Within a matter of days, Lewis found himself in Birmingham, Ala., where renowned orthopedic surgeon Dr. James Andrews performed surgery.
"Dr. Andrews has done surgery on guys like John Smoltz and Kerry Wood," Lewis said. "They send them to him. On the day I was there, he did seven other surgeries in the same day."
Lewis began the slow road back with plenty of rehab work.
"There was a lot of rehab," he said. "My first throw was 10 yards. Then, I gradually just moved it back. Eventually I was doing 50 yards and just long tossing. Then, I pitched in some simulated games and now I'm here."
Lewis figures to pitch one of the doubleheader games Saturday against the Gophers.
He said he won't dwell too much on his surroundings.
"I'm just going to go out there and pitch," he said.
One Big Series
Yes, the stakes are high. But Ohio State has been down this road many times under coach Bob Todd. Todd is in his 17th season as the OSU coach. His teams have won seven regular season championships and six conference tournament titles.
"This is not a position that is new to us," Todd said. "But I think a month ago if you came out and looked at this ball club, you would probably not think we would be in the position we are now.
"A lot of it has been attitude. They have started to believe in themselves a little bit. I think we're pitching better, playing better defense and offensively we are a lot more productive."
To complicate matters, OSU wants to do anything but lose the series opener.
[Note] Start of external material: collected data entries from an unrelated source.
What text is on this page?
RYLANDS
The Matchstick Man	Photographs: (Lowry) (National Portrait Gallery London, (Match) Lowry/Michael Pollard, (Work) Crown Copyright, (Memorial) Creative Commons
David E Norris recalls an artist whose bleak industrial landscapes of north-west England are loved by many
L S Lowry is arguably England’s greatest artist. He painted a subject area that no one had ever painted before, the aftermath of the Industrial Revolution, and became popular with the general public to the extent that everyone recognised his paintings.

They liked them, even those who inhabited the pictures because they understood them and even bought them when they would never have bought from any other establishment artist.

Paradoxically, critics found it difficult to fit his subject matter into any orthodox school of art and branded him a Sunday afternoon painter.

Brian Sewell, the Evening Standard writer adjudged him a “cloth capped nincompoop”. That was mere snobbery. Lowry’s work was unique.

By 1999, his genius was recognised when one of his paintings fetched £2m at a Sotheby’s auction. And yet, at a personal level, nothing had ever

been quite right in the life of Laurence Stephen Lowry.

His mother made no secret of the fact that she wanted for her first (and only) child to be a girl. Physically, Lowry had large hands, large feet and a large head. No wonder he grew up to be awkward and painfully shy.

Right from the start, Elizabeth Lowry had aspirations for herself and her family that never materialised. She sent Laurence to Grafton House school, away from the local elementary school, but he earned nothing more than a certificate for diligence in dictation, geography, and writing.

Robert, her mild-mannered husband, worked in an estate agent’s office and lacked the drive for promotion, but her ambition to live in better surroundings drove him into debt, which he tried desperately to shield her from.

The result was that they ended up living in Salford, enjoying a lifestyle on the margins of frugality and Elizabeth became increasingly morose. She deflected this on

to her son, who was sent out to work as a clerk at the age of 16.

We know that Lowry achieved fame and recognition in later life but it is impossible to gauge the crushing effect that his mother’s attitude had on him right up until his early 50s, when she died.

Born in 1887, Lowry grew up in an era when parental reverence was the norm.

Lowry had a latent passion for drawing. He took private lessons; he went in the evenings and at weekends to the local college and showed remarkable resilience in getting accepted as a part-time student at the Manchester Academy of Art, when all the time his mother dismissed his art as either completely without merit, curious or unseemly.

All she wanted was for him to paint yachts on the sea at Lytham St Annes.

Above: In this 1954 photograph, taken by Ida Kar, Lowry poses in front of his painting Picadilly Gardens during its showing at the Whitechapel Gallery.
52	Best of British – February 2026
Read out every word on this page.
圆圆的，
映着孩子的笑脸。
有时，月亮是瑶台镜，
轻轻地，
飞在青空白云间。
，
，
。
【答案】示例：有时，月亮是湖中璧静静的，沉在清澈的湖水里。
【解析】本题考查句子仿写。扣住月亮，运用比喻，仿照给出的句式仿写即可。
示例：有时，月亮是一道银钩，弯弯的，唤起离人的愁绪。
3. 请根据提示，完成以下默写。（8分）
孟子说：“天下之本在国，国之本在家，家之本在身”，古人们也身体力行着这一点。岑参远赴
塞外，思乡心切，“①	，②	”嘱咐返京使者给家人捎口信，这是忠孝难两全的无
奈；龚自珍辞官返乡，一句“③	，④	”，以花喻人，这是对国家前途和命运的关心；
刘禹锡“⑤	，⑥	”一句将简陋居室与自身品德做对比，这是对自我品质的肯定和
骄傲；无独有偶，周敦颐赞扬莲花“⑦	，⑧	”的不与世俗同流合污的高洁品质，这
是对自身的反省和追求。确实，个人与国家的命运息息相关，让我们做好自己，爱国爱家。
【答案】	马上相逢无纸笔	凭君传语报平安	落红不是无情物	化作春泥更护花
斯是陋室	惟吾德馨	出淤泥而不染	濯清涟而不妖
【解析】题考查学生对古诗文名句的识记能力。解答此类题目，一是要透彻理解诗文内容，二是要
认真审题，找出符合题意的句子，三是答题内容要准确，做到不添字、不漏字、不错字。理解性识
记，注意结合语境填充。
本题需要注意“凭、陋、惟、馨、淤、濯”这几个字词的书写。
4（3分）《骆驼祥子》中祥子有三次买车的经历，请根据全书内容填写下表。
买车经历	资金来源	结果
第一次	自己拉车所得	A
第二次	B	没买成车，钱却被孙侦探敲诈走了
That would mean the Buckeyes would have to win three straight to still claim the conference crown and the right to host next week's Big Ten tournament.
But the Gophers will be sending the Big Ten's best pitcher to the mound in Glen Perkins. On the year, he is 7-2 with a 2.98 ERA in 12 starts. He has been particular tough in conference play, posting a 6-0 mark with a 2.02 ERA.
"We are playing at Minnesota and, in the first game, we'll be against one of the best pitchers in the country," Todd said. "He has not lost a Big Ten game yet in his career. This will be a tremendous test for us."
With Lewis out much of the year, Todd and the Buckeyes turned to senior Josh Newman to open each Big Ten series. Newman (7-5, 3.67 ERA) will again be out there Friday night for the series opener.
"Our backs are up against the wall," Newman said. "It has been important that we've gotten Scott Lewis healthy as we've been coming down the stretch. I think our starting pitching staff is good enough to match up against anybody.
"We've been talking in the locker room. We have played so many games at Minnesota the last couple years that it's like our second home."
Catcher Derek Kinnear said the Buckeyes are excited to face this challenge.
"We know we will have to score some runs to give Josh a chance to win that first game," he said. "It seems like every year it's us and Minnesota as the two best teams in the Big Ten. It's usually two good teams feeding off each other."
Outfielder Mike Rabin said each team should be up for this series.
"Everyone knows that if you win the Big Ten regular season title, you get a ring," he said. "At the beginning of the year, it's our goal to win the Big Ten regular season championship. Last year, we had to have a sweep. That's tough to do. This year, we only need to take three out of four. That's a little more feasible."
Each team will come in off a midweek nonconference loss. Minnesota fell to Northern Iowa 14-4 Tuesday, while OSU wrapped the home schedule -- at least for the regular season -- with a 7-2 loss to Cleveland State Wednesday.
But the Buckeyes will try and ride the hot bat of outfielder Steve Caravati, who earned Big Ten player of the week honors after batting .786 (11-for-14) in last weekend's series with Northwestern. He leads the Buckeyes in batting average (.390), hits (76), home runs (nine) and RBI (45).
If OSU can win at least three of the four games, the Buckeyes would claim their 15th Big Ten regular season title and first since 2001.
The teams will play a single game Friday at 7:35 p.m. (EDT) before playing a doubleheader Saturday at 3:05 p.m. The series finale will be Sunday at 2:05 p.m. WOSU-AM (820) will broadcast all four games and Fox Sports Net North will televise the series opener.